A Companhia Estrada de Ferro D. Pedro II e os desafios da Serra do Mar

A mais importante obra de engenharia civil do país no século XIX ganhou uma mostra virtual no site do Museu de Astronomia e Ciências Afins (MAST). A Exposição “A Companhia Estrada de Ferro D. Pedro II” ilustra os desafios técnicos e tecnológicos da construção da Segunda Seção da Estrada de Ferro Dom Pedro II. O tour interativo conta a história que envolveu a transposição da Serra do Mar no Sul Fluminense pela maior ferrovia nacional do século XIX por meio de painéis com imagens, charges, litografias e textos.

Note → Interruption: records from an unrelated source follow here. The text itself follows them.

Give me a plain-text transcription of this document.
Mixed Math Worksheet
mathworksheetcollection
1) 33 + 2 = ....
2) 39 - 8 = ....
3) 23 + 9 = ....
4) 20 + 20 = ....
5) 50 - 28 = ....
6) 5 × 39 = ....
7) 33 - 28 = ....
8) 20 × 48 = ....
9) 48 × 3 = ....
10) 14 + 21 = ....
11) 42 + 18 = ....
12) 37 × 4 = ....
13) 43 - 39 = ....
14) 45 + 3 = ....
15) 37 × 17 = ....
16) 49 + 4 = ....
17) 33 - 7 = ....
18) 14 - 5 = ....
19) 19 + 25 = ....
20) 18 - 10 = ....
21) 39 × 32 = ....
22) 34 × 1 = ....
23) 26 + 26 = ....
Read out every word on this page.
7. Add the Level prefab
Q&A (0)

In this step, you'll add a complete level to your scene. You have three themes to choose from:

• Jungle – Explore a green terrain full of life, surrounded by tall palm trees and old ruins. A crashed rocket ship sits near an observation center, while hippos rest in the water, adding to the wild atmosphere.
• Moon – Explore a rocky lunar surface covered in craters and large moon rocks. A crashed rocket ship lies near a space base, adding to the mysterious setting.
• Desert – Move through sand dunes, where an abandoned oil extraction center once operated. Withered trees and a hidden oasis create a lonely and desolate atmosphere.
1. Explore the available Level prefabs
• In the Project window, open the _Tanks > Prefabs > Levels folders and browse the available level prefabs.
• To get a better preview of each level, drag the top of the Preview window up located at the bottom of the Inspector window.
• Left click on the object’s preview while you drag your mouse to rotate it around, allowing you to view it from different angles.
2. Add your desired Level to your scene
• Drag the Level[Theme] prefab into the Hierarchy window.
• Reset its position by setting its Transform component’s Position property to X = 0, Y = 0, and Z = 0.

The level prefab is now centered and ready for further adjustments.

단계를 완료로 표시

O público poderá conhecer um pouco mais sobre essa empreitada, fundamental para o escoamento da produção do café, principal gênero agrícola de exportação nacional naquele período, além de integrar toda a região produtora, o Vale do Paraíba Fluminense, coração político-administrativo do Império do Brasil. A exposição foi exibida no Vale do Paraíba Fluminense e no Colégio Brigadeiro Newton Braga.

A história

As obras da estrada tiveram início em junho de 1855, e a primeira seção, que ligou a Estação da Corte, no centro da cidade do Rio de Janeiro, até Belém, atual Japeri, foi inaugurada em 1858. Para a construção da Segunda Seção, que, a partir de Belém, atravessaria a Serra do Mar, foram necessários estudos dedicados à definição da melhor localização para transpor a cordilheira.

Através do levantamento em tratados técnicos, revistas científicas e alguns dos principais periódicos do Império, como o Jornal do Commércio, é possível encontrar longas discussões entre técnicos e engenheiros a respeito do melhor sistema técnico e traçado para superar a barreira da Serra, com a escolha do sistema americano de adesão, com aterros, viadutos e túneis, em oposição ao sistema estacionário inglês, de cremalheiras – cabos e sistemas de catracas -, para a transposição da cordilheira do Mar.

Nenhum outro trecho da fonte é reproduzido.